Tuesday, January 10, 2012

The Role of Will Power in Medical Care

I've made a belated New Year's resolution - to read "Willpower: Rediscovering the Greatest Human Strength" - a book about how to make effective resolutions. I made my resolution while reading an article about it in a recent New York Times.

The basic ideas aren't rocket science. But they're practical, well articulated, and grounded in research:
  1. Set a single clear goal - not an overwhelming program of total self-modification all at once.
  2. Apply a strategic plan.

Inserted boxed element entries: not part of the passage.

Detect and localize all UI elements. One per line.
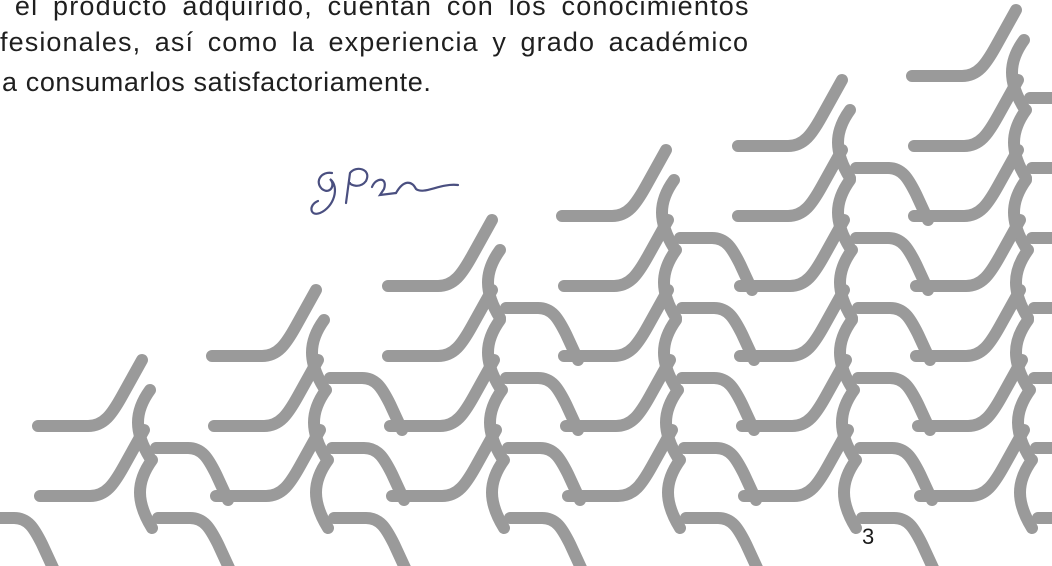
- pattern-stroke: [152, 512, 235, 566]
- pattern-stroke: [660, 384, 684, 464]
- pattern-stroke: [838, 454, 862, 534]
- pattern-stroke: [852, 302, 936, 366]
- handwritten-signature: [310, 167, 460, 215]
- text-line-2: fesionales, así como la experiencia y gr…: [0, 27, 750, 57]
- pattern-stroke: [836, 384, 860, 464]
- text-line-1: r el producto adquirido, cuentan con los…: [0, 0, 750, 21]
- pattern-stroke: [906, 4, 1022, 82]
- pattern-stroke: [856, 512, 939, 566]
- pattern-stroke: [500, 372, 584, 436]
- pattern-stroke: [32, 354, 148, 432]
- pattern-stroke: [310, 454, 334, 534]
- pattern-stroke: [678, 442, 762, 506]
- pattern-stroke: [1024, 92, 1052, 104]
- page-number: 3: [862, 524, 875, 549]
- pattern-stroke: [910, 214, 1026, 292]
- pattern-stroke: [1026, 162, 1052, 174]
- pattern-stroke: [908, 144, 1024, 222]
- pattern-stroke: [834, 314, 858, 394]
- pattern-stroke: [324, 372, 408, 436]
- pattern-stroke: [658, 244, 682, 324]
- pattern-stroke: [326, 442, 410, 506]
- pattern-stroke: [832, 174, 856, 254]
- pattern-stroke: [210, 424, 326, 502]
- pattern-stroke: [908, 74, 1024, 152]
- pattern-stroke: [734, 214, 850, 292]
- pattern-stroke: [1030, 442, 1052, 454]
- pattern-stroke: [384, 354, 500, 432]
- pattern-stroke: [1028, 302, 1052, 314]
- pattern-stroke: [1026, 232, 1052, 244]
- pattern-stroke: [558, 284, 674, 362]
- pattern-stroke: [206, 284, 322, 362]
- pattern-stroke: [910, 284, 1026, 362]
- pattern-stroke: [680, 512, 763, 566]
- pattern-stroke: [1028, 372, 1052, 384]
- pattern-stroke: [658, 314, 682, 394]
- pattern-stroke: [0, 512, 59, 566]
- text-line-3: a consumarlos satisfactoriamente.: [2, 67, 432, 97]
- pattern-stroke: [734, 284, 850, 362]
- pattern-stroke: [306, 314, 330, 394]
- pattern-stroke: [656, 174, 680, 254]
- pattern-stroke: [662, 454, 686, 534]
- pattern-stroke: [676, 372, 760, 436]
- pattern-stroke: [562, 424, 678, 502]
- pattern-stroke: [382, 214, 498, 292]
- pattern-stroke: [386, 424, 502, 502]
- pattern-stroke: [500, 302, 584, 366]
- pattern-stroke: [732, 74, 848, 152]
- pattern-stroke: [1008, 104, 1032, 184]
- pattern-stroke: [308, 384, 332, 464]
- pattern-stroke: [912, 354, 1028, 432]
- pattern-stroke: [482, 314, 506, 394]
- pattern-stroke: [850, 162, 934, 226]
- pattern-stroke: [34, 424, 150, 502]
- pattern-stroke: [208, 354, 324, 432]
- pattern-stroke: [914, 424, 1030, 502]
- pattern-stroke: [482, 244, 506, 324]
- pattern-stroke: [560, 354, 676, 432]
- pattern-stroke: [1008, 174, 1032, 254]
- pattern-stroke: [732, 144, 848, 222]
- pattern-stroke: [1012, 384, 1036, 464]
- pattern-stroke: [852, 372, 936, 436]
- pattern-stroke: [556, 144, 672, 222]
- pattern-stroke: [738, 424, 854, 502]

The classic example is Odysseus. When he wanted to hear the sirens sing but to resist their charms he didn't just rely on will power - he had himself tied to the mast, and had his sailors put wax in their ears so they (a) could hear the sirens and (b) couldn't hear his demand to have the ropes taken off.
  3. Develop a support team. Years ago a patient of mine described, with pleasure, how when he whined about stress in his AA group the group chanted, in unison, but with affection - "Tough Shit! Don't Drink!" Now, with the burgeoning of web supports, we can supplement the support process with social networking tools.
  4. Monitor progress. Over the years there's been debate, for example, as to whether checking weight daily discourages would-be reducers, but evidence now suggests that for most people, regular feedback helps.
  5. Don't overreact to lapses. The quality improvement mantra - "every defect is a treasure" - applies to managing ourselves. Falling off the wagon from time to time is almost inevitable. The key is to (a) learn what we can from the episode and (b) not interpret a lapse as a global defeat.
  6. One day/hour/minute at a time. Years ago I asked a substance abuse counsellor colleague to join me and a patient who was struggling with alcoholism. She pointed out that if focusing on a day was too much, changing the time scale to "one hour at a time" or even "one minute at a time" could sometimes strengthen our capacity for control.
  7. Give frequent rewards. Just focusing on control can be grim and joyless. Most of us need pleasurable payoffs for our efforts as well. The NYT article described a scale that will automatically make donations to a charity if we're meeting our weight target!
I applied most of these precepts in my work with patients suffering from chronic psychiatric conditions, but in a less systematic way than I would if I were starting over. The biggest change for patients and clinicians is the availability of all kinds of web-based tools that can supplement these ancient psychological insights. Scales can track and graph our weight. Pedometers count our steps. Social networking applications orchestrate our support group, supplement it when it needs augmentation, or replaces it altogether with responses we can design.

I ended my clinical practice four years ago, but at the turn of the year I received a series of communications from former patients. One asked me to buff up a voice mail message that has been a useful booster shot over time. Another asked for guidance about significant health-relevant New Year's resolutions. A third simply wanted to report on the status of the major areas we'd worked on for many years.

Many years ago, a patient whose well-being required strengthened assertiveness had identified the second serve in tennis as a valuable monitoring tool. This person's skills were excellent, but fear of double faulting led to a bloopy second serve. Some time after we ended treatment I was happy to receive a three word message: "Second serve humming!"

To care for patients with chronic conditions, we clinicians need to orchestrate the balance of patient self-management and the support and guidance we provide. This is a fascinating aspect of the art of medicine. It touches on the eternal philosophical conundrum of free will vs determinism. When we get the balance right it's usually clear and always satisfying.